Conseil : faites-y attention la prochaine fois que vous serez sur un secteur à pygargues. Un tel comportement / signal vous prévient avant même que vous ne voyiez qui met la pagaille : quelque chose approche, qui peut être dangereux pour les animaux qui s’envolent. Et pour vous, c’est le signe qu’il faut tenir l’appareil prêt.


Un peu plus tard, d’autres oiseaux se sont joints à ceux que nous pouvions observer depuis notre position : grandes aigrettes, buse variable, étourneaux sansonnets et grands cormorans. Mais pas de grues, malheureusement.
Au bout de deux bonnes heures, Richard a lancé : « Allons voir un autre endroit, celui où j’ai pu observer les grues ces derniers jours. On aura peut-être plus de chance là-bas. »
Après un instant de réflexion, j’ai répondu : « D’accord, allons voir ailleurs. » Comme il n’y avait aucun animal à proximité immédiate dans la prairie que nous aurions pu faire fuir, et que les chances de photographier des grues étaient plutôt minces, rien ne s’opposait vraiment à ce que nous passions de l’affût photo à une tournée d’observation.
Conseil : pourquoi ai-je hésité un instant avant de changer d’endroit ?
Comme je l’ai déjà souvent écrit dans mes articles, photographier des animaux sauvages à faible distance demande beaucoup de patience. Cela suppose de se fondre dans la nature, de ne pas se faire remarquer comme humain et de rester en place. À sauter d’un endroit à l’autre, on fait plutôt fuir les animaux, ou ils restent à grande distance. Laissez la nature venir à vous !
Nous avons roulé un quart d’heure environ jusqu’au site suivant. Il y avait là beaucoup d’étangs de gravière et une immense prairie humide. Le terrain était en accès libre et appartenait sans doute à une association de pêche.

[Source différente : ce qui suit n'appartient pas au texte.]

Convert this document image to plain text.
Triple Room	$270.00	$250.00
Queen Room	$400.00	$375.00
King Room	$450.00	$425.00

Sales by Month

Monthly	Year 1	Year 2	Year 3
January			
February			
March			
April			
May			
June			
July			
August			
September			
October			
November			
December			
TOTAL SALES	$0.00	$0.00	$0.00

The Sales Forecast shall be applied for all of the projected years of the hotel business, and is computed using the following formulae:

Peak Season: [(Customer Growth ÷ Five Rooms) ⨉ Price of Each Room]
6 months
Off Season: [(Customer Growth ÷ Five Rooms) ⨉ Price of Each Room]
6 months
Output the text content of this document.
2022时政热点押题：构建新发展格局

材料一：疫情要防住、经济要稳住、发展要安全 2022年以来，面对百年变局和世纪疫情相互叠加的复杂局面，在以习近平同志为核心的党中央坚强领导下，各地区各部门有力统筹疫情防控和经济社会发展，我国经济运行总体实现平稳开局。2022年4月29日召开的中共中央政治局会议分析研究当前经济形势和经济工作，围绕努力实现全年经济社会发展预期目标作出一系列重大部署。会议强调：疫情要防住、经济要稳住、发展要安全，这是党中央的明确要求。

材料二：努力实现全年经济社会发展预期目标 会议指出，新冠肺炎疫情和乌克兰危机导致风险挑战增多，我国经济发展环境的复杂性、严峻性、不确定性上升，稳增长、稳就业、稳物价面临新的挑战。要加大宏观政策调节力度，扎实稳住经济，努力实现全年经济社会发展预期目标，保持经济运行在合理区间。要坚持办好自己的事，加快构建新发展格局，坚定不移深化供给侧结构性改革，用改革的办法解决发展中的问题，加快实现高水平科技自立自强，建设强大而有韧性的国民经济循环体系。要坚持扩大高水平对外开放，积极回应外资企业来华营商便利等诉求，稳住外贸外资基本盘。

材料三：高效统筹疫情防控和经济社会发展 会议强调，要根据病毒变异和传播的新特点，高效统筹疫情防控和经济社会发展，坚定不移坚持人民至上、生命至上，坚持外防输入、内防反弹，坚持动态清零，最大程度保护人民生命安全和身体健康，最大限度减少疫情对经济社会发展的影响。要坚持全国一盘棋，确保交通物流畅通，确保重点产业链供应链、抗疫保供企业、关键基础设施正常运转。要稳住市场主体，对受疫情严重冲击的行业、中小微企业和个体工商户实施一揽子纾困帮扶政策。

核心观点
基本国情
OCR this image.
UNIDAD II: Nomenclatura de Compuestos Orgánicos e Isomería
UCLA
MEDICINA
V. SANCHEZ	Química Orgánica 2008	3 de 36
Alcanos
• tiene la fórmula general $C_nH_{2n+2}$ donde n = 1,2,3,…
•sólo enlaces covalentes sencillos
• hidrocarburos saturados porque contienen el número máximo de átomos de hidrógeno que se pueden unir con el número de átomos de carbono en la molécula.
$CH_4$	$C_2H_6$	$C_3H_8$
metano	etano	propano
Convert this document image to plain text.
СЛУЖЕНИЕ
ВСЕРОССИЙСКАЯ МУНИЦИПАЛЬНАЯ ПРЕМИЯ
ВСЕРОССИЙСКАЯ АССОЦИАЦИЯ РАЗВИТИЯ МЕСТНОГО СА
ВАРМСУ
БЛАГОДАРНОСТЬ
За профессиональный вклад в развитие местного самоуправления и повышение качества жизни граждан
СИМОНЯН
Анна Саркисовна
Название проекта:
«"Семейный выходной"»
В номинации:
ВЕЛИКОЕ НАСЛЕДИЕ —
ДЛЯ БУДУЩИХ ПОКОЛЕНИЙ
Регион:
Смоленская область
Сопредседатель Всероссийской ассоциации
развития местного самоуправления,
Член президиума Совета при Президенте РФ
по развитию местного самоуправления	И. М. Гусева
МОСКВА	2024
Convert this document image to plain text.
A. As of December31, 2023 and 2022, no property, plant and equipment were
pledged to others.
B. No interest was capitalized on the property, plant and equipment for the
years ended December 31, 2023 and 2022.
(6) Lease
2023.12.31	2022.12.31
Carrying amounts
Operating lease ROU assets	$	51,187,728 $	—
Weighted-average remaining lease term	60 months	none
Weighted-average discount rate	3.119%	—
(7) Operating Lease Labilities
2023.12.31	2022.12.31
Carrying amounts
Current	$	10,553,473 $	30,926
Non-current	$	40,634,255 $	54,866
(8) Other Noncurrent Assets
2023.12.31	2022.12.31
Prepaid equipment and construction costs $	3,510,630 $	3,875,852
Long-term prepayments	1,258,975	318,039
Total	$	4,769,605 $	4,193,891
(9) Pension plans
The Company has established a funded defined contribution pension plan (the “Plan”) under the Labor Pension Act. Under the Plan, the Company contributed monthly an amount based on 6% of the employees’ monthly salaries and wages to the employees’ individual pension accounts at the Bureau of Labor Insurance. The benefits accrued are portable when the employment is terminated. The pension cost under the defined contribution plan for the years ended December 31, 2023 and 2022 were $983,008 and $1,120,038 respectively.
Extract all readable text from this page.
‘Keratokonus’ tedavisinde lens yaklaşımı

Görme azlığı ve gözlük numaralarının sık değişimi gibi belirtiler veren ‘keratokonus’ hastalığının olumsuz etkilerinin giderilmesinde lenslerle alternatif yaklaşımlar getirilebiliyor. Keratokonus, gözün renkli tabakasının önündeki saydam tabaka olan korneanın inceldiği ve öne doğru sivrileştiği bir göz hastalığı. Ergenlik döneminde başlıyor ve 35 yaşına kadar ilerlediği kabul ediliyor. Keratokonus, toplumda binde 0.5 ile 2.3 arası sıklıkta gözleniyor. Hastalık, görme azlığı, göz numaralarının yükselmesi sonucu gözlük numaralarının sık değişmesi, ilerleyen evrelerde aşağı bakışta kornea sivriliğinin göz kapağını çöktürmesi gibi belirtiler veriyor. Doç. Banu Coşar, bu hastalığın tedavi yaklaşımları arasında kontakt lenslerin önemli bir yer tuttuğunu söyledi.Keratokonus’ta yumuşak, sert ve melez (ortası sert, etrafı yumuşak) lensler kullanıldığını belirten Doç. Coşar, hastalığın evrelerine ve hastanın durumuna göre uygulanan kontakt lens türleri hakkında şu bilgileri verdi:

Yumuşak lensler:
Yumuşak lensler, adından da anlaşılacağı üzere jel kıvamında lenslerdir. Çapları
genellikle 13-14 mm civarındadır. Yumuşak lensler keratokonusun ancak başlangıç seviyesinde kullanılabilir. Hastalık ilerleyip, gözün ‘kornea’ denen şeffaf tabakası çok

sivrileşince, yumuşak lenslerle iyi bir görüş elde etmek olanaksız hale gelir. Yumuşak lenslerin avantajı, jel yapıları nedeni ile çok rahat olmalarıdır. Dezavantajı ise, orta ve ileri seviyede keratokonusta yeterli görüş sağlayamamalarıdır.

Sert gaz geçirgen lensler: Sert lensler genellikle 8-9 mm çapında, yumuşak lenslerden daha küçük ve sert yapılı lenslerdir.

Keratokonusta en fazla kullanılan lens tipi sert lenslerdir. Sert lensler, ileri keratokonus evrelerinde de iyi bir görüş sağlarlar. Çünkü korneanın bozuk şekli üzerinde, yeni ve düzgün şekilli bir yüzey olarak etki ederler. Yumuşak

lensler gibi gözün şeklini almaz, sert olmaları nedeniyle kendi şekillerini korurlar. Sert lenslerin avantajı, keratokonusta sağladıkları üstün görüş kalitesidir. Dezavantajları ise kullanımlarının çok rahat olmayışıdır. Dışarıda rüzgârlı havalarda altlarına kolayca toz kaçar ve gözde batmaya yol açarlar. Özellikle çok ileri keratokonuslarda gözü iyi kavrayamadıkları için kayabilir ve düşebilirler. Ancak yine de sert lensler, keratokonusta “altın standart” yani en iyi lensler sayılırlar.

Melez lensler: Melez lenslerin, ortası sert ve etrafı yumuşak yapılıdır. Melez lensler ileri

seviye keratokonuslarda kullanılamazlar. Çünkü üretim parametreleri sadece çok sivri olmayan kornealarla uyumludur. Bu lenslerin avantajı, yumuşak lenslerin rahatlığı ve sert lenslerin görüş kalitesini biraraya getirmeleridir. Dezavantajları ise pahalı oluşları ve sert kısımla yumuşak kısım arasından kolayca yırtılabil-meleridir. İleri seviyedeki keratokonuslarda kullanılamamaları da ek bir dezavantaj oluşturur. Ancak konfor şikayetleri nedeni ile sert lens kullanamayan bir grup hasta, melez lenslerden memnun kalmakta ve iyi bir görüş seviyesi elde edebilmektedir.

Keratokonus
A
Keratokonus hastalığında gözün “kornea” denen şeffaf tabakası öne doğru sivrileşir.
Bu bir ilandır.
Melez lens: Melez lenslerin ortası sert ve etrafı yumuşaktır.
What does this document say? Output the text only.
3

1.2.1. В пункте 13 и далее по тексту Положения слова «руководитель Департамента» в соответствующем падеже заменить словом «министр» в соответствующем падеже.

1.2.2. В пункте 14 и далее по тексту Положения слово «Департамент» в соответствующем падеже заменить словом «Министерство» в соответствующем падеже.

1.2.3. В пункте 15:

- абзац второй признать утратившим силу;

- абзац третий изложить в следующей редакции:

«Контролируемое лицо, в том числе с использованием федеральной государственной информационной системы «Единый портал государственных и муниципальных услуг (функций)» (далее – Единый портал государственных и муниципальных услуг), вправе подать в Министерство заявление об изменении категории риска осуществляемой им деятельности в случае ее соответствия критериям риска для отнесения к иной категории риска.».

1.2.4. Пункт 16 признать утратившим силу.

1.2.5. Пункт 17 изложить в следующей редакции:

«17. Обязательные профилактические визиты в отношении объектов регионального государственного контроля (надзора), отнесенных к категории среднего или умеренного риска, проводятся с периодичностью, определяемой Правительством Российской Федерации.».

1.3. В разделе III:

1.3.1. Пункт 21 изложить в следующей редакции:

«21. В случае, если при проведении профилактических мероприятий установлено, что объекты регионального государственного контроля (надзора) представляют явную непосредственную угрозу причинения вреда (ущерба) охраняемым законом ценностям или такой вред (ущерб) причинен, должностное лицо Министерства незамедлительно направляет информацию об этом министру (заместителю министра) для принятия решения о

La première chose que nous avons vue, ce sont des tadornes casarcas, des oies cendrées et des étourneaux sansonnets. Nous en avons d’abord profité pour prendre un petit déjeuner et un café. Entre-temps, nous avons encore observé une grande aigrette, des corbeaux et un milan royal. C’était une surprise : je n’avais encore jamais vu de milan royal aussi tôt dans le secteur. J’avais déjà lu que, dans certaines régions, des milans royaux restent tout l’hiver au lieu de descendre vers le sud. Bon, aucune idée si cet oiseau en faisait partie. En tout cas, c’était beau à voir. Le milan s’est fait poursuivre et harceler par une corneille. Malheureusement, tous deux avaient le soleil dans le dos, ce qui donnait un contre-jour difficile pour sortir une photo correcte. Nous avons tout de même tiré quelques images de la scène.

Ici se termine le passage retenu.